Kemarin ada yang bilang, tinggal serumah bersama mereka itu kenyang visual tapi capek raga. Miya membenarkan pendapat itu. Bicara soal visual, Miya akui keempat lelaki itu memang benar-benar good looking.
Mari Miya kasih gambaran sedikit. Dimulai dari David. Si gondrong yang sepanjang hari berwajah kusut itu tipikal laki-laki yang digilai para pembaca W*ttpad. Sikapnya yang menyebalkan dan tampak cuek dengan wanita lain, namun bucin sama pacarnya. Dikaruniai wajah tampan yang terpahat sempurna, punya looks sedikit Arab, sedikit western, padahal keturunan Indonesia asli. Dan sedang kabur dari orang tua kaya.

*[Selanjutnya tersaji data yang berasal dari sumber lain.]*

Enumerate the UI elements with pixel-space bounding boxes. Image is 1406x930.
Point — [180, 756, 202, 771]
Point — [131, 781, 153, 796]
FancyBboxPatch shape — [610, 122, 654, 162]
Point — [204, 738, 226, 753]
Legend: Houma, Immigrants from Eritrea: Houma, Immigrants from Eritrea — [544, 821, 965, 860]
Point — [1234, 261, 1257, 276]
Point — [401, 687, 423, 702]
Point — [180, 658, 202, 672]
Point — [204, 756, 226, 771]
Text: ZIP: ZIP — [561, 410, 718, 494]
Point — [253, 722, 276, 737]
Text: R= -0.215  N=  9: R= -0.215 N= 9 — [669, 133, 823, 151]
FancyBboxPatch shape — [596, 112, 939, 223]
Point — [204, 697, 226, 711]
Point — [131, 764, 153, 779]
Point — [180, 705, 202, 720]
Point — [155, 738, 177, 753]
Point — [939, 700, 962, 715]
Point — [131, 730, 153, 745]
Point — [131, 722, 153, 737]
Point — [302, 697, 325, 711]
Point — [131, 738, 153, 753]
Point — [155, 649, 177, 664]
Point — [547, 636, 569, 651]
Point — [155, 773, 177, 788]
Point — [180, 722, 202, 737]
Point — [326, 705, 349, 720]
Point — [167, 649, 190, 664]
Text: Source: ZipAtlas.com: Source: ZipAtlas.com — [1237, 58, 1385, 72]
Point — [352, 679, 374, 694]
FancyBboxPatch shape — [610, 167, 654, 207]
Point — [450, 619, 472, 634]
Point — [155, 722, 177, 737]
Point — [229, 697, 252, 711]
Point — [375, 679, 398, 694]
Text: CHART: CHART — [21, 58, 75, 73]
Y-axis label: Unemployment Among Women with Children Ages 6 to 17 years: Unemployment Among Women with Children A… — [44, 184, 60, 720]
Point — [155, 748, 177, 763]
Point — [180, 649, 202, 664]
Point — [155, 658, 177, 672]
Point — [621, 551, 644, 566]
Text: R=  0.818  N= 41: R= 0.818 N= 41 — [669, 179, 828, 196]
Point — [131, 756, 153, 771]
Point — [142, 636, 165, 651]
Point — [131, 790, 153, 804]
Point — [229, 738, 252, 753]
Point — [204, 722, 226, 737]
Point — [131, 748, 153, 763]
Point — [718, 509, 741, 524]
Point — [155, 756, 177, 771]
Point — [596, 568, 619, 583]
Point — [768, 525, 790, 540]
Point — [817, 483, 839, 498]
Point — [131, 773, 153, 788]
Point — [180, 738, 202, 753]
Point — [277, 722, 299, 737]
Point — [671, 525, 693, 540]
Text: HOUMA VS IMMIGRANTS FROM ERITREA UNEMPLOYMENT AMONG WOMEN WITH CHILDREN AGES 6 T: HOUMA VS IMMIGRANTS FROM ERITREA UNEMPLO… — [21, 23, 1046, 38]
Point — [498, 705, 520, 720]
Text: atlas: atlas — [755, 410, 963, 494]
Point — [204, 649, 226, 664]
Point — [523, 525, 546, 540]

Lalu Erlang yang begitu charming. Pemilik badan bagus yang ideal, senyum yang membuat sesak napas, dan gaya pakaian serta potongan rambut rapi, juga otak cemerlang di balik potongan rambut rapinya itu. Sikap yang ramah, tenang, dan membuat Miya merasa diperlakukan dengan santun, benar-benar idaman setiap calon mertua. Kariernya juga menjanjikan. Miya rasa, hanya tinggal menunggu waktu sampai Erlang keluar dari rumah ini dan pindah ke apartemen. Selain idaman para ibu-ibu, Miya pikir Erlang juga idaman wanita-wanita karier di kawasan SCBD.
Lalu Wibby yang 'cantik' bak oppa Korea. Gambaran cowok dambaan para remaja SMA. Terlebih senyum cerianya yang selalu dia bagi untuk siapa saja yang ditemui. Dengan mudah akan meluluhkan hati para remaja putri yang selera cowok idamannya sedang tinggi-tingginya.
Terakhir Isaac. Lelaki kocak, ice breaker yang pandai menghidupkan suasana. Bisa masak, paling rajin salat. Idaman kakak-kakak mahasiswi yang mulai berpikir realistis, dan sudah tobat dari mengidolakan pria bening sejenis Wibby. Lelaki impian kakak-kakak mahasiswi yang mulai merasa kalau pria humoris jadi tampak lebih menarik. Miya akui, sosok hitam manis itu mempunyai kadar kegantengan di atas orang-orang biasa.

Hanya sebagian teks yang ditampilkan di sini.